Die Schifffahrtsgesellschaft MS „Hanse Spirit“, deren Unternehmensgegenstand der Betrieb des gleichnamigen Schiffes MS „Hanse Spirit“ war, wurde im Jahr 2007 aufgelegt. Schon früh zeigte sich, dass die angepriesenen Renditen nicht zu erzielen waren. Ursprünglich war eine Laufzeit von über 16 Jahren geplant; die früheste Kündigungsmöglichkeit sollte zum 31. Dezember 2023 bestehen. Diesen Zeitpunkt müssen die Anleger jetzt nicht mehr abwarten, da bereits im August 2014 unter dem Az.: 67 b EN 168/14 das Insolvenzverfahren über die Fondsgesellschaft eröffnet wurde.
Es besteht wenig Hoffnung für die Anleger ihr Geld -oder zumindest einen Teil davon- durch das Insolvenzverfahren zurückzuerhalten. Die Anleger haben sich als Kommanditisten an der Fondsgesellschaft beteiligt. Die gezeichnete Einlagesumme kann nur als nachrangige Insolvenzforderung im Insolvenzverfahren angemeldet werden. Ob überhaupt ausreichend Liquidität für die Gläubiger (insb. die finanzierende Bank) erzielt werden kann, bleibt fraglich.


Anleger der MS „Hanse Spirit“ Schifffahrtsgesellschaft mbH & Co. KG. sollten ihre Forderung aber nicht ohne Überprüfung möglicher Schadensersatzansprüche abschreiben sondern sich an eine im Bank- und Kapitalmarktrecht spezialisierte Anwaltskanzlei wenden um ihren Fall prüfen zu lassen.
Klärt der Vermittler im Rahmen des Verkaufsgesprächs nicht über die Risiken der von ihm empfohlenen Beteiligungen auf oder empfiehlt er ein Produkt, das nicht zu den Anlagezielen des Anlegers passt, haftet er oder das Unternehmen/die Bank für das/die er aufgetreten ist auf Schadensersatz. Geschlossene Beteiligungen wie die an der MS „Hanse Spirit“ sind unternehmerische Beteiligungen mit erheblichen Risiken. Der Anleger kann Teile oder sogar die gesamte Investitionssumme verlieren. Weiter ist er über die Laufzeit von in der Regel vielen Jahren an die Anlage gebunden. Eine Veräußerungsmöglichkeit bzw. ein geregelter Markt wie bei Aktien gibt es für geschlossene Beteiligungen gerade nicht sondern lediglich einen Zweitmarkt. Will sich der Anleger über diesen Weg von seiner Beteiligung lösen, muss er mit hohen Verlusten rechnen. Zudem sind Kommanditisten unter Umständen verpflichtet, bereits erhaltene Ausschüttungen zurück zu zahlen.

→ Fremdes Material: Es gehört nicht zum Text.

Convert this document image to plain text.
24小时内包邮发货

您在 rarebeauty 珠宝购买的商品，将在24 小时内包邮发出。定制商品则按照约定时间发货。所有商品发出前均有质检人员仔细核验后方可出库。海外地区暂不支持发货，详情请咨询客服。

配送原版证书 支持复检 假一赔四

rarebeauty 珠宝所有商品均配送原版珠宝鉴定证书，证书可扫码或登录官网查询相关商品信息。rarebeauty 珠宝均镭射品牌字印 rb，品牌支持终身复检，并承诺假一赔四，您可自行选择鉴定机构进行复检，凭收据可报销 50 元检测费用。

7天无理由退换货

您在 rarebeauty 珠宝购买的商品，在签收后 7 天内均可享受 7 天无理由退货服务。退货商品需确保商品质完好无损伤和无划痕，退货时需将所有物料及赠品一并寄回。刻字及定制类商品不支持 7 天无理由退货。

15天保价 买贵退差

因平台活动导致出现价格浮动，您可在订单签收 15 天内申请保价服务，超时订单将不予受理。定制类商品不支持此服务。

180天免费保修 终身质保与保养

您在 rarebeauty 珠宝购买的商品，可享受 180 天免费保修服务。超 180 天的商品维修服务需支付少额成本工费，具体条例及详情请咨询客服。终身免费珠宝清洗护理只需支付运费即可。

Über diese und weitere Risiken muss ein Anlageberater aufklären. Versäumt er dies, kann der Anleger über eine Schadensersatzklage möglicherweise die volle Investitionssumme zurückerlangen.
Tritt eine Bank als Vermittler auf, kann sich eine weitere Pflichtverletzung aus dem Verschweigen der Provisionszahlungen (Kickbacks) ergeben. Nach der Rechtsprechung des BGH sind Banken mit wenigen Ausnahmen verpflichtet, über den Erhalt einer Provision als solche und deren genaue Höhe aufzuklären. Anlegern ist oft nicht bewusst, dass neben dem Agio weitere Provisionen gezahlt werden.
Sollten Sie Zweifel daran haben, ordnungsgemäß beraten worden zu sein, empfiehlt sich daher zunächst eine Überprüfung Ihrer Ansprüche, bevor Sie die Beteiligung abschreiben.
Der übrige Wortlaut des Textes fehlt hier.